Pursuing the pre-combustion CCS route in oil refineries – The impact on fired heaters

► The aim is to approach Carbon Capture and Storage (CCS) to refinery fired heaters. ► An identical simplified burner configuration is applied where refinery fuel is replaced with hydrogen. ► Initial simulations indicate that hydrogen replacement do not alter heater operation in a negative way. ► Despite the higher flame temperature in the hydrogen case, the NOx emissions are not higher. ► The prompt-NO mechanism contributes significantly in the refinery fuel case. The work presented in this paper investigates the effect of replacing refinery fuel gas in the radiant section burners of a fired heater with hydrogen.
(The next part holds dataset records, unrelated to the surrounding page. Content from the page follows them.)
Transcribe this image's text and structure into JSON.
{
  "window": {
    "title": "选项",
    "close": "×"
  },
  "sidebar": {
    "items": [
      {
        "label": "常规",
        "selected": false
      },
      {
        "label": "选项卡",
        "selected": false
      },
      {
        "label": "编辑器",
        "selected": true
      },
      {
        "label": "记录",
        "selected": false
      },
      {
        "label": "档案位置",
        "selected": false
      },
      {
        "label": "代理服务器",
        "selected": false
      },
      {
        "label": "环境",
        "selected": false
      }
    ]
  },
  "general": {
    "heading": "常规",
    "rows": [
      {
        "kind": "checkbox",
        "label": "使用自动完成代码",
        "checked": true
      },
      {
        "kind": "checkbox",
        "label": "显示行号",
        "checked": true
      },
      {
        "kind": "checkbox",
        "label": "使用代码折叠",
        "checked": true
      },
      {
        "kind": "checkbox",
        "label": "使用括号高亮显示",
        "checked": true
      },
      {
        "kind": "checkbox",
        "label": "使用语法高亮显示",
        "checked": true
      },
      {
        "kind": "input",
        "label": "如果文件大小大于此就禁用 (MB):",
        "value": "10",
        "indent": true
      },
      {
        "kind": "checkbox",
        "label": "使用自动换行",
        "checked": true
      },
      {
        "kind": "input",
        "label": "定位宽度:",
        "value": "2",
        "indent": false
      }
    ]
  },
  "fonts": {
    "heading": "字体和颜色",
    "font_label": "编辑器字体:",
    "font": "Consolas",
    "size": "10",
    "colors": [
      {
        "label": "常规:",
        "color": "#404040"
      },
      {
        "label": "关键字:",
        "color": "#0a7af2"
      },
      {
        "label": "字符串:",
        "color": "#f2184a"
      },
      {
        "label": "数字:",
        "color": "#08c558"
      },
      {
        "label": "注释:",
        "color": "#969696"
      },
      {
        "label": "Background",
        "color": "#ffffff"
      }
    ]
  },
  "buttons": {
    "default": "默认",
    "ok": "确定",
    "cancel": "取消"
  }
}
The aim is to approach pre-combustion CCS to refinery fired heaters by identifying the impact on heat-, flow- and radiation distribution in the lower radiant section of the fired heater when simply switching refinery gas with hydrogen at equivalent power using the same burner geometrics. Additionally the formation of NOx is considered. The investigations are performed using a conventional Reynolds Average Navier Stokes (RANS), Computational Fluid Dynamics (CFD) approach using detailed reaction kinetics consisting of 325 elementary reactions and 53 species. Simplified and generalized furnace and burner geometries are used in the present work. The results show that approximately the same average wall heat flux density is achieved when the refinery fuel is replaced by hydrogen. However, the distribution of heat on the inner surfaces changes. The hydrogen case has, as expected, a higher flame temperature than the base case, nevertheless, the nitric oxide (NOx) emissions are comparable to base case emissions. Several indications point in the direction of a significant contribution to the base case emissions from the less temperature dependent prompt-NO mechanism, which obviously is not contributing to the hydrogen case emissions.